Vor kurzem mahnte eine Kinderärztin in einer Zeitung, Kleinkindern unter zwei Jahren ein Smartphone zur Beschäftigung zu überlassen. Ein digitales Gerät kann kein Ersatz für eine spielerische Beschäftigung mit dem Kleinkind sein. Die Realität ist in den Jungfamilien und im öffentlichen Raum eine andere. Welche Folgen dieser frühe Konsum von digitalen Medien für die Wahrnehmung der Realität und der sozialen Kommunikation in späteren Jahren einmal haben wird, bleibt offen. Ich bin froh darüber, dass in meiner Kindheit Bilderbücher, Märchenbücher und Kinderbücher die wichtigsten Quellen zur Beschäftigung und Unterhaltung waren.

Kartoffelbrei

früh:geburt

Zu den Auswirkungen des übermäßigen Internet- oder Handykonsum gibt es viele Studien, Zeitungsartikel und Bücher, unübersehbar. Was den Internet- und Handykonsum betrifft, befindet sich die Generation über sechzig in einer glücklichen Lage. Sie befindet sich in der Gnade der frühen Geburt.  In Zusammenhang mit den Kriegs Greul im Zweiten Weltkrieg spricht man von unserer Generation von der Gnade der späten Geburt. Durch die extensive Internet- und Handybenützung und damit folgende Entwicklungsschäden im Kindesalter oder digitales Suchtverhalten, haben die vor den siebziger Jahren Geborenen das Glück der frühen Geburt. Wir waren schon erwachsen und sind dem Überkonsum des Handy und Internet entgangen. In einer entscheidenden Entwicklungsphase, im Kleinkindalter, wurden wir noch nicht von einer digitalen Amme betreut.

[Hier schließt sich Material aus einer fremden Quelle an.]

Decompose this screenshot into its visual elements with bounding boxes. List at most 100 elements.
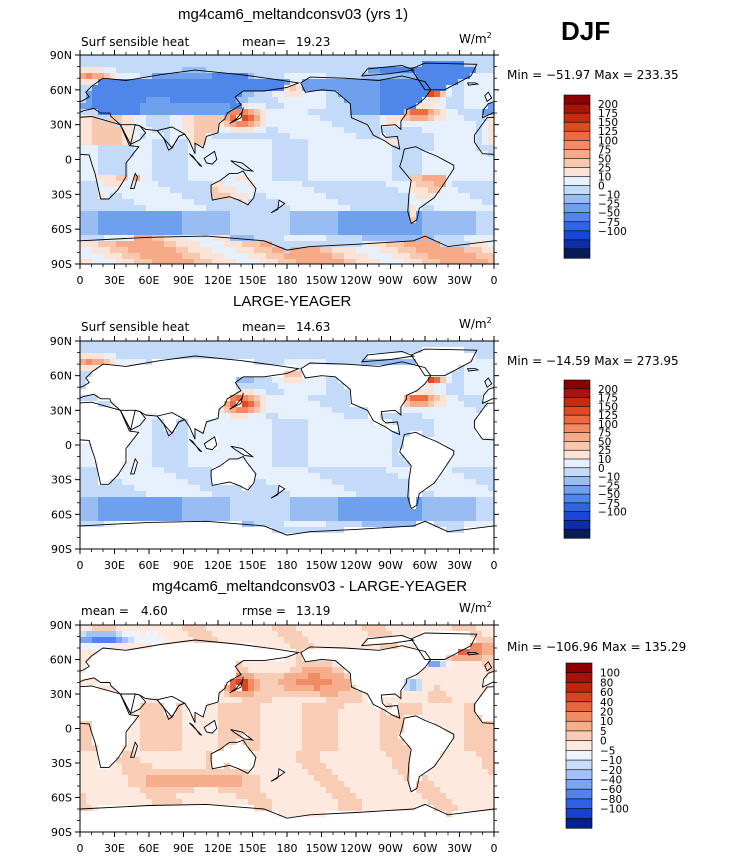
colorbar-swatch bbox=[565, 662, 593, 674]
map-panel-1: 0 30E 60E 90E 120E 150E 180 150W 120W 90W 60W 30W 09… bbox=[50, 49, 627, 287]
lat-tick-label: 60S bbox=[51, 792, 72, 805]
coastlines-2 bbox=[80, 348, 494, 549]
lon-tick-label: 90E bbox=[173, 842, 194, 855]
colorbar-swatch bbox=[563, 467, 591, 478]
colorbar-swatch bbox=[563, 493, 591, 504]
colorbar-swatch bbox=[565, 779, 593, 790]
lon-tick-label: 120E bbox=[204, 842, 232, 855]
colorbar-label: 5 bbox=[600, 726, 607, 738]
colorbar-swatch bbox=[565, 730, 593, 742]
colorbar-swatch bbox=[565, 759, 593, 771]
map-field-1 bbox=[80, 55, 494, 264]
lon-tick-label: 120W bbox=[340, 274, 372, 287]
colorbar-label: −5 bbox=[600, 745, 615, 757]
lat-tick-label: 30S bbox=[51, 188, 72, 201]
lat-tick-label: 0 bbox=[65, 154, 72, 167]
panel-1-variable-label: Surf sensible heat bbox=[81, 35, 190, 49]
colorbar-swatch bbox=[563, 458, 591, 469]
panel-3-rmse-value: 13.19 bbox=[296, 604, 331, 618]
colorbar-label: 150 bbox=[598, 117, 618, 129]
lon-tick-label: 90W bbox=[378, 274, 403, 287]
season-label: DJF bbox=[561, 16, 611, 46]
map-field-3 bbox=[80, 625, 494, 832]
colorbar-swatch bbox=[563, 520, 591, 530]
lon-tick-label: 90E bbox=[173, 274, 194, 287]
colorbar-swatch bbox=[563, 103, 591, 114]
colorbar-swatch bbox=[563, 185, 591, 196]
coastlines-3 bbox=[80, 632, 494, 832]
lat-tick-label: 60S bbox=[51, 223, 72, 236]
colorbar-swatch bbox=[565, 691, 593, 703]
lon-tick-label: 0 bbox=[491, 559, 498, 572]
colorbar-swatch bbox=[563, 176, 591, 187]
colorbar-swatch bbox=[563, 502, 591, 513]
lon-tick-label: 150E bbox=[239, 842, 267, 855]
colorbar-swatch bbox=[563, 248, 591, 259]
colorbar-label: 100 bbox=[598, 419, 618, 431]
colorbar-label: 80 bbox=[600, 677, 613, 689]
panel-1-title: mg4cam6_meltandconsv03 (yrs 1) bbox=[178, 6, 409, 23]
lon-tick-label: 90W bbox=[378, 559, 403, 572]
lat-tick-label: 90S bbox=[51, 258, 72, 271]
colorbar-swatch bbox=[563, 406, 591, 416]
colorbar-swatch bbox=[563, 239, 591, 250]
lat-tick-label: 30N bbox=[50, 119, 72, 132]
colorbar-label: −50 bbox=[598, 489, 620, 501]
colorbar-label: 60 bbox=[600, 687, 613, 699]
colorbar-swatch bbox=[563, 414, 591, 425]
colorbar-label: 200 bbox=[598, 99, 618, 111]
lon-tick-label: 30W bbox=[447, 274, 472, 287]
colorbar-swatch bbox=[563, 194, 591, 205]
lat-tick-label: 0 bbox=[65, 439, 72, 452]
colorbar-label: −20 bbox=[600, 765, 622, 777]
colorbar-label: 10 bbox=[598, 172, 611, 184]
lon-tick-label: 0 bbox=[77, 842, 84, 855]
lat-tick-label: 30N bbox=[50, 404, 72, 417]
lat-tick-label: 90S bbox=[51, 543, 72, 556]
lat-tick-label: 60N bbox=[50, 370, 72, 383]
lon-tick-label: 150W bbox=[306, 559, 338, 572]
colorbar-label: 0 bbox=[600, 736, 607, 748]
panel-3-units: W/m2 bbox=[459, 600, 492, 615]
colorbar-swatch bbox=[563, 158, 591, 169]
panel-2-mean-value: 14.63 bbox=[296, 320, 331, 334]
lat-tick-label: 60N bbox=[50, 84, 72, 97]
colorbar-label: −40 bbox=[600, 774, 622, 786]
panel-3-mean-value: 4.60 bbox=[141, 604, 168, 618]
colorbar-label: −100 bbox=[598, 226, 627, 238]
colorbar-swatch bbox=[563, 149, 591, 159]
lon-tick-label: 120E bbox=[204, 274, 232, 287]
colorbar-swatch bbox=[565, 720, 593, 732]
colorbar-label: 125 bbox=[598, 410, 618, 422]
colorbar-label: 20 bbox=[600, 707, 613, 719]
colorbar-swatch bbox=[563, 112, 591, 123]
panel-1-mean-label: mean= bbox=[242, 35, 287, 49]
colorbar-swatch bbox=[563, 511, 591, 522]
colorbar-swatch bbox=[563, 388, 591, 399]
panel-2-minmax: Min = −14.59 Max = 273.95 bbox=[507, 354, 679, 368]
lat-tick-label: 90N bbox=[50, 49, 72, 62]
lon-tick-label: 30E bbox=[104, 274, 125, 287]
coastlines-1 bbox=[80, 62, 494, 264]
lon-tick-label: 120W bbox=[340, 559, 372, 572]
colorbar-swatch bbox=[563, 221, 591, 232]
colorbar-label: −10 bbox=[598, 472, 620, 484]
map-field-2 bbox=[80, 341, 494, 549]
colorbar-swatch bbox=[563, 130, 591, 141]
lat-tick-label: 60S bbox=[51, 508, 72, 521]
panel-3-rmse-label: rmse = bbox=[242, 604, 286, 618]
colorbar-swatch bbox=[565, 817, 593, 829]
lat-tick-label: 30N bbox=[50, 688, 72, 701]
lon-tick-label: 180 bbox=[277, 842, 298, 855]
lon-tick-label: 0 bbox=[491, 274, 498, 287]
lat-tick-label: 30S bbox=[51, 474, 72, 487]
colorbar-swatch bbox=[563, 423, 591, 434]
lon-tick-label: 60E bbox=[139, 559, 160, 572]
colorbar-label: 10 bbox=[598, 454, 611, 466]
colorbar-label: −25 bbox=[598, 480, 620, 492]
panel-1-units: W/m2 bbox=[459, 31, 492, 46]
colorbar-label: −25 bbox=[598, 199, 620, 211]
colorbar-swatch bbox=[563, 528, 591, 539]
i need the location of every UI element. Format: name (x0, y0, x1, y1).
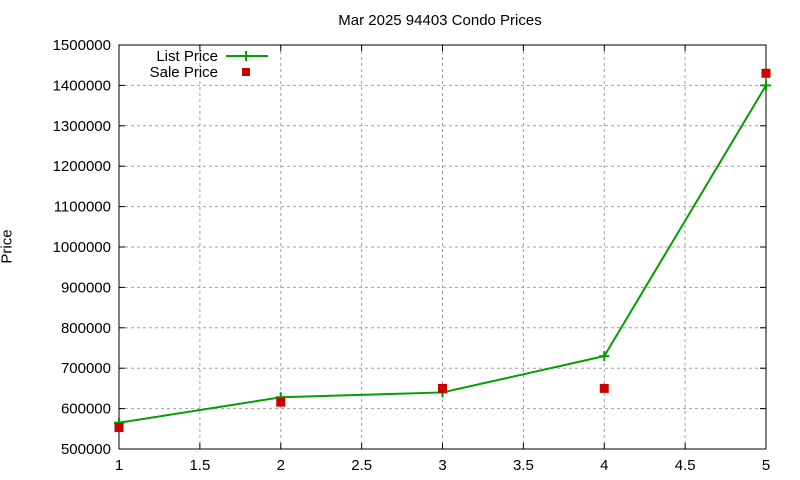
sale-price-marker (114, 423, 124, 433)
y-tick-label: 900000 (61, 279, 111, 296)
chart-title: Mar 2025 94403 Condo Prices (338, 12, 542, 29)
x-tick-label: 2.5 (351, 457, 372, 474)
legend-square-icon (242, 68, 250, 76)
sale-price-marker (599, 383, 609, 393)
x-tick-label: 3 (438, 457, 446, 474)
y-tick-label: 600000 (61, 401, 111, 418)
x-tick-label: 3.5 (513, 457, 534, 474)
y-tick-label: 800000 (61, 320, 111, 337)
x-tick-label: 1 (115, 457, 123, 474)
y-tick-label: 700000 (61, 360, 111, 377)
sale-price-marker (438, 383, 447, 393)
x-tick-label: 5 (762, 457, 770, 474)
legend-label: Sale Price (150, 64, 218, 81)
x-tick-label: 4 (600, 457, 608, 474)
x-tick-label: 1.5 (189, 457, 210, 474)
x-tick-label: 2 (277, 457, 285, 474)
y-tick-label: 1400000 (53, 77, 111, 94)
y-tick-label: 1000000 (53, 239, 111, 256)
y-tick-label: 1200000 (53, 158, 111, 175)
x-tick-label: 4.5 (675, 457, 696, 474)
sale-price-marker (276, 397, 286, 407)
y-tick-label: 1300000 (53, 118, 111, 135)
y-tick-label: 1100000 (54, 199, 111, 216)
y-tick-label: 1500000 (53, 37, 111, 54)
y-tick-label: 500000 (61, 441, 111, 458)
plot-border (118, 44, 767, 450)
legend-label: List Price (156, 48, 218, 65)
sale-price-marker (761, 68, 771, 78)
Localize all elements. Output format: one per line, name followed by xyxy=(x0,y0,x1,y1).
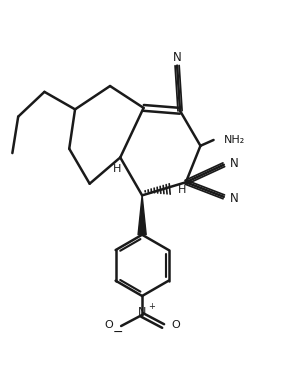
Text: +: + xyxy=(149,302,155,311)
Text: N: N xyxy=(173,51,181,64)
Text: −: − xyxy=(113,326,123,339)
Text: N: N xyxy=(230,157,239,170)
Text: N: N xyxy=(230,192,239,205)
Polygon shape xyxy=(138,195,146,235)
Text: NH₂: NH₂ xyxy=(224,135,245,145)
Text: H: H xyxy=(113,163,122,173)
Text: O: O xyxy=(104,320,113,330)
Text: N: N xyxy=(138,307,146,317)
Text: H: H xyxy=(178,185,186,195)
Text: O: O xyxy=(171,320,180,330)
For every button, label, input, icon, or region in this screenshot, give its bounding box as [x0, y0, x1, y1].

Mit Autos zum Aufziehen, Teddybären, Holztraktor und Bilderbücher wurde versucht unsere Aufmerksamkeit und Stillverhalten zu erwirken. Ältere Geschwister haben Märchen vorgelesen. Zum Büldl schauen genügte ein alter Bauernkalender oder Reimmichlkalender vom verflossenen Jahr. Teilweise waren sie schon mit einem Bleistift oder Buntstiften vom älteren Bruder vollgekritzelt. Um einzelne Blätter zu zerreißen und später um einzelne Bilder herauszuschneiden waren sie immer noch zu gebrauchen.

Märchenkubus

irak:krieg

Die Fernsehnachrichten am Abend des 17. Januar 1991 kann ich vor meinen Augen abrufen. Ich hatte den Eindruck als würde am Bildschirm ein Computerspiel ablaufen. Es waren Nachtaufnahmen und in rascher Folge flogen am Himmel Geschosse auf Bagdad. Der Himmel war in ein grünliches Licht getaucht und helle Kugeln, wie bei einem Silvesterfeuerwerk. Man sah keine Menschen, auch keine Gebäude, es war ein Gefecht wie am Bildschirm eines Gameboys. Die Ansagen der Reporter verkündeten, nicht ohne Stolz, es würden nur militärische Einrichtungen, Kasernen und Waffen zerstört. So, als stünden diese im unbewohnten Gelände und man war begeistert von der Präzision der Raketen, welche sich neuerdings selbst das Ziel suchten. Ein Krieg der Waffensysteme zwischen dem Irak und der westlichen Allianz. Die Raketenangriffe dauerten Tage und nie ist ein Wort darüber gefallen, dass durch das permanente Bombardement auch Soldaten und Zivilisten betroffen sind. Der Krieg der Zukunft, wo es nur um die Zerstörung von gegnerischen Waffen und Infrastruktur geht, ein humaner Krieg. Es gab keine Berichte auf denen tote Soldaten oder Zivilisten gezeigt wurden.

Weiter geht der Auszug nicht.